Xavier Rudd on the McDowell Mountain Music Festival, Code Green Tasmania, Australian Flooding and More
It's that time of year again: the McDowell Mountain Music Festival is here! Each year the festival brings in big names from all over the map, and this year is no exception, with Australian indie-folker Xavier Rudd playing. Rudd's multi-instrumentalist approach will surely add a special touch to the festival.
We spoke to Xavier about the Australian floods that occurred earlier this year, as well as some of the environmental causes about which he is most passionate. He also had some inspiring views about the spirit and meaning of music festivals in general.
Check out Xavier Rudd's headlining performance on Saturday, April 30, at the McDowell Mountain Music Festival at the Compound. For goodness sake, this guy can play every instrument under the sun, so don't miss his set!
Up On The Sun: You're playing the headlining spot on Saturday night at the McDowell Mountain Music Festival. This festival was essentially created to bring real music to Arizona while getting the community together for a great cause: everyone's children. You've played a lot of major festivals prior to this one. How do you feel a festival brings people together and benefits the community?
Xavier Rudd: Music is about connecting culture and spirit. The celebration of music is a very sacred thing around the world. It's still that raw connection through energy and vibration. In a lot of ways, it's very much a modern day sacred ceremony in a chaotic world. People need that, you know? It's like vitamins.
UOTS: Earlier this month you tweeted about meeting the founders of Code Green Tasmania, and you said it was very inspirational. What is Code Green Tasmania do? Do you currently have any involvement with them?
XR: I met the founders just a couple of weeks ago. I just had an introduction to it. I just really like what they're doing. I've been involved in a few different forestry and anti-logging movements in Tasmania. The biggest problem in Tazzy is the logging. You have some of the biggest trees in the world in Tasmania. It's pretty devastating. I've met a group of pretty interesting people who are professionals...vets, doctors, just to name a few...they're sort of putting their professional status behind stopping a lot of things. Tasmanian devils' habitats are being threatened, among other controversies that, if they go through, will be really devastating. Code Green is good. It seems very exciting, and hopefully we'll make some change.
UOTS: I believe that Big Day Out said back in January before the festival started that the show would go on. How have the floods from earlier in the year affected the music scene in Australia?
XR: I can't say too much because I haven't been up where the floods were. I've been south, and there wasn't a lot happening here. I haven't heard a lot about the how it affected the music industry. Did it affect the Big Day Out? I'm not sure. I've been away. When I'm at home, I don't have TV. I haven't heard about the floods affecting music too much.
UOTS: I heard that there were a lot of American artists that canceled their Australian tour dates when the floods occurred.
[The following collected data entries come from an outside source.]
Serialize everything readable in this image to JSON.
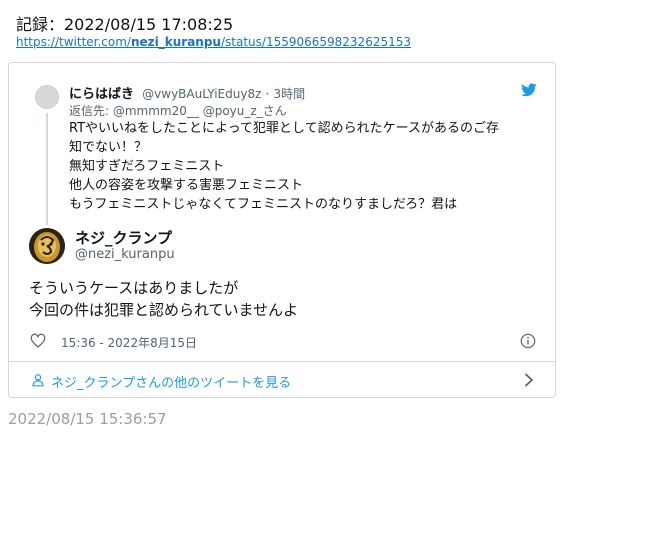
{
  "record": {
    "label": "記録：2022/08/15 17:08:25"
  },
  "url": {
    "prefix": "https://twitter.com/",
    "user": "nezi_kuranpu",
    "suffix": "/status/1559066598232625153"
  },
  "reply_tweet": {
    "name": "にらはばき",
    "handle": "@vwyBAuLYiEduy8z",
    "separator": "·",
    "time": "3時間",
    "reply_to": "返信先: @mmmm20__ @poyu_z_さん",
    "lines": [
      "RTやいいねをしたことによって犯罪として認められたケースがあるのご存",
      "知でない！？",
      "無知すぎだろフェミニスト",
      "他人の容姿を攻撃する害悪フェミニスト",
      "もうフェミニストじゃなくてフェミニストのなりすましだろ？君は"
    ]
  },
  "main_tweet": {
    "name": "ネジ_クランプ",
    "handle": "@nezi_kuranpu",
    "lines": [
      "そういうケースはありましたが",
      "今回の件は犯罪と認められていませんよ"
    ],
    "timestamp": "15:36 - 2022年8月15日"
  },
  "more_link": {
    "label": "ネジ_クランプさんの他のツイートを見る"
  },
  "archive_time": "2022/08/15 15:36:57",
  "colors": {
    "link": "#1a73c7",
    "twitter_blue": "#1d9bf0",
    "muted": "#536471",
    "border": "#cfd9de"
  },
  "icons": [
    "twitter-bird-icon",
    "heart-icon",
    "info-icon",
    "person-icon",
    "chevron-right-icon"
  ]
}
Meanwhile, there were other artists who were making special trips to Australia just to play concerts to raise money for flood relief.
XR: Yeah, there was probably a lot of hesitation because of the lack of travel availability. There were a lot of roads closed. People could still get around. I'm sure those artists would have been able to still do their shows if they [came to Australia].
UOTS: You've been referred to as a one-man band. You play guitar, didgeridoo, lapsteel, percussion instruments...you name it, you play it. How does one musician manage and utilize so many instruments in one performance?
XR: I don't know. It sort of flows naturally for me. I wouldn't do it if it felt uncomfortable or if it was something that I had to practice a lot to get down. It's sort of like dancing, you know? All of my limbs are involved, and as long as I open up and get loose, it all should come out the way I want.
UOTS: It's been nearly a year since the release of your last album, Koonyum Sun. Are you working on a new album? If so, when are you expecting it to be released?
XR: I am working on a new album! Hopefully [it will be ready by] early 2012.
UOTS: What else is next for you?
XR: [I just did] a few shows in Australia with Izintaba, and then I'm coming to the States! I'm looking forward to it. It's been quite a while since I've been playing solo now...five or six years. I'm really excited and I'm really enjoying it. I've got some new things I'm doing, and I'm really digging' it.